There will be no random testing for nicotine or tobacco. Workers hired after July 15 will be tested only for "reasonable suspicion."
An employee who tests positive for nicotine or tobacco must have treatment to help them quit, or they could be reprimanded or fired. A second positive test would lead to immediate dismissal, CNN reported.
The policy defines tobacco and nicotine use as "inhaling, exhaling, burning, vaping, any lighted cigar, cigarette, and e-cigarette or pipe, chewing or any other type of tobacco use."
First Ebola Transmission in Congo City of Goma
The first transmission of the Ebola virus in Congo's major city of Goma was announced Thursday by the country's health ministry.
It said the disease has been confirmed in the 1-year-old daughter of a man who died of Ebola on Wednesday.
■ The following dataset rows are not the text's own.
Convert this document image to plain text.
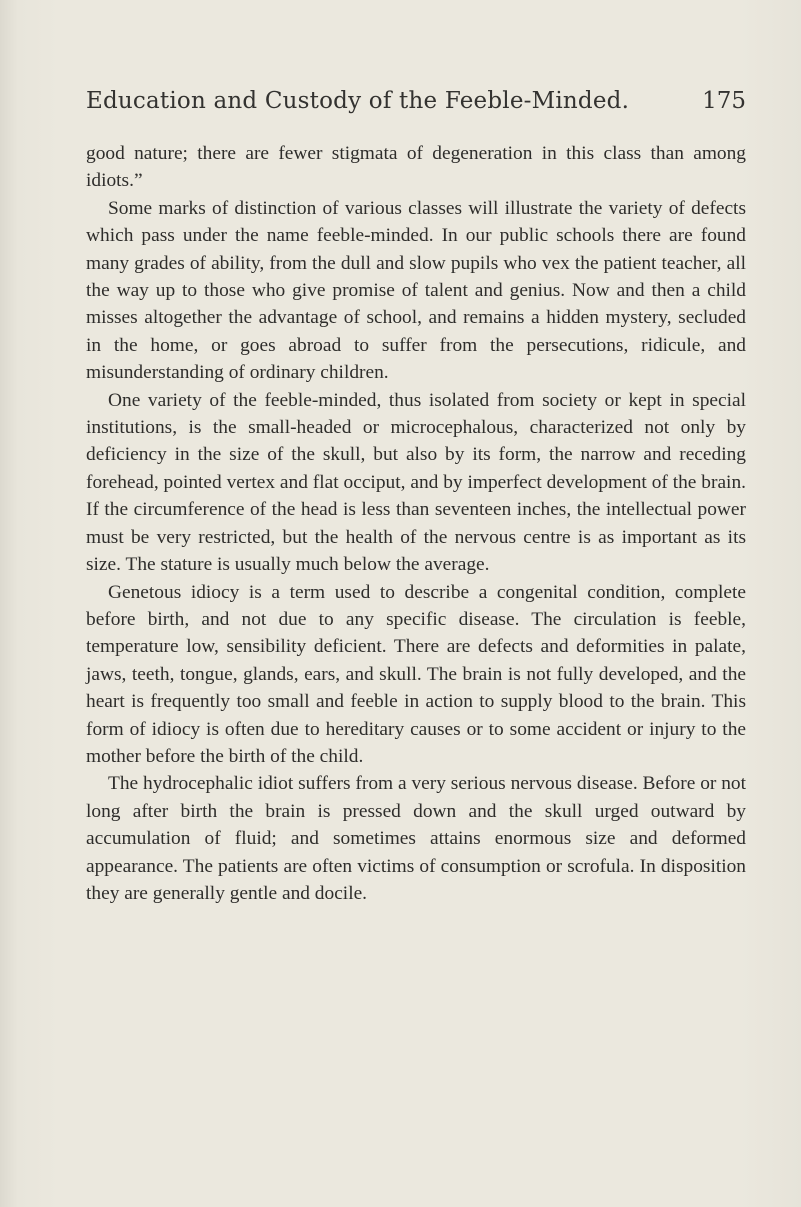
Education and Custody of the Feeble-Minded.	175

good nature; there are fewer stigmata of degeneration in this class than among idiots.”

Some marks of distinction of various classes will illustrate the variety of defects which pass under the name feeble-minded. In our public schools there are found many grades of ability, from the dull and slow pupils who vex the patient teacher, all the way up to those who give promise of talent and genius. Now and then a child misses altogether the advantage of school, and remains a hidden mystery, secluded in the home, or goes abroad to suffer from the persecutions, ridicule, and misunderstanding of ordinary children.

One variety of the feeble-minded, thus isolated from society or kept in special institutions, is the small-headed or microcephalous, characterized not only by deficiency in the size of the skull, but also by its form, the narrow and receding forehead, pointed vertex and flat occiput, and by imperfect development of the brain. If the circumference of the head is less than seventeen inches, the intellectual power must be very restricted, but the health of the nervous centre is as important as its size. The stature is usually much below the average.

Genetous idiocy is a term used to describe a congenital condition, complete before birth, and not due to any specific disease. The circulation is feeble, temperature low, sensibility deficient. There are defects and deformities in palate, jaws, teeth, tongue, glands, ears, and skull. The brain is not fully developed, and the heart is frequently too small and feeble in action to supply blood to the brain. This form of idiocy is often due to hereditary causes or to some accident or injury to the mother before the birth of the child.

The hydrocephalic idiot suffers from a very serious nervous disease. Before or not long after birth the brain is pressed down and the skull urged outward by accumulation of fluid; and sometimes attains enormous size and deformed appearance. The patients are often victims of consumption or scrofula. In disposition they are generally gentle and docile.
The man had symptoms for several days while at home with his large family, CBS News reported.
Goma has more than 2 million people and is located on the border with Rwanda. Health officials are trying to identify and vaccinate people who had contact with the man, as well as contacts of those contacts.
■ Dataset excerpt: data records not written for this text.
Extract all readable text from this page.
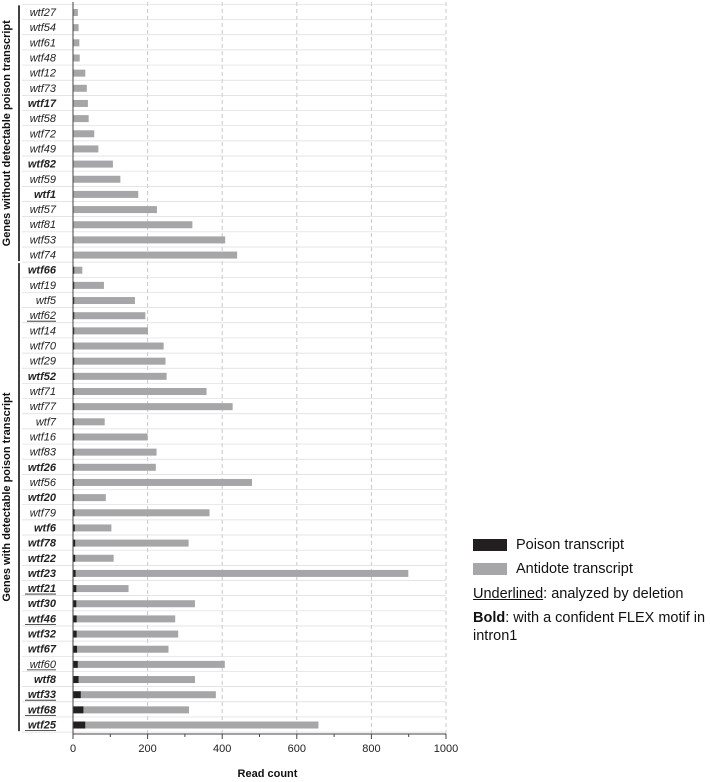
wtf27
wtf54
wtf61
wtf48
wtf12
wtf73
wtf17
wtf58
wtf72
wtf49
wtf82
wtf59
wtf1
wtf57
wtf81
wtf53
wtf74
wtf66
wtf19
wtf5
wtf62
wtf14
wtf70
wtf29
wtf52
wtf71
wtf77
wtf7
wtf16
wtf83
wtf26
wtf56
wtf20
wtf79
wtf6
wtf78
wtf22
wtf23
wtf21
wtf30
wtf46
wtf32
wtf67
wtf60
wtf8
wtf33
wtf68
wtf25
0	200	400	600	800	1000
Read count
Genes without detectable poison transcript
Genes with detectable poison transcript	Poison transcript
Antidote transcript
Underlined: analyzed by deletion
Bold: with a confident FLEX motif in intron1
The death of the man in Goma "in such a dense population center underscores the very real risk of further disease transmission, perhaps beyond the country's borders, and the very urgent need" for more global support, United Nations agencies said in a joint statement, CBS News reported.
Rwanda has closed its border with Congo due to the Ebola outbreak that's entering its second year.
The outbreak has killed more than 1,800 people and is the second-deadliest Ebola outbreak in history. Children have accounted for nearly one-third of the deaths, CBS News reported.
Last month, the outbreak was declared a global emergency by the World Health Organization.
Trial Tests CRISPR Gene-Editing to Treat Sickle Cell Disease
A U.S. clinical trial of CRISPR gene-editing to treat people with sickle cell disease is underway.
It seeks to recruit up to 45 adults with severe sickle cell disease, a group of inherited blood disorders, CNN reported.
Sickle cell disease can cause pain, anemia, blindness, organ damage and shorten a person's life.
The trial will use CRISPR in an attempt to boost production of a different kind of hemoglobin (fetal hemoglobin) that makes it harder for cells to sickle and stick together, CNN reported.
Sickle cell disease affects about 100,000 Americans, most of African ancestry or identifying as black.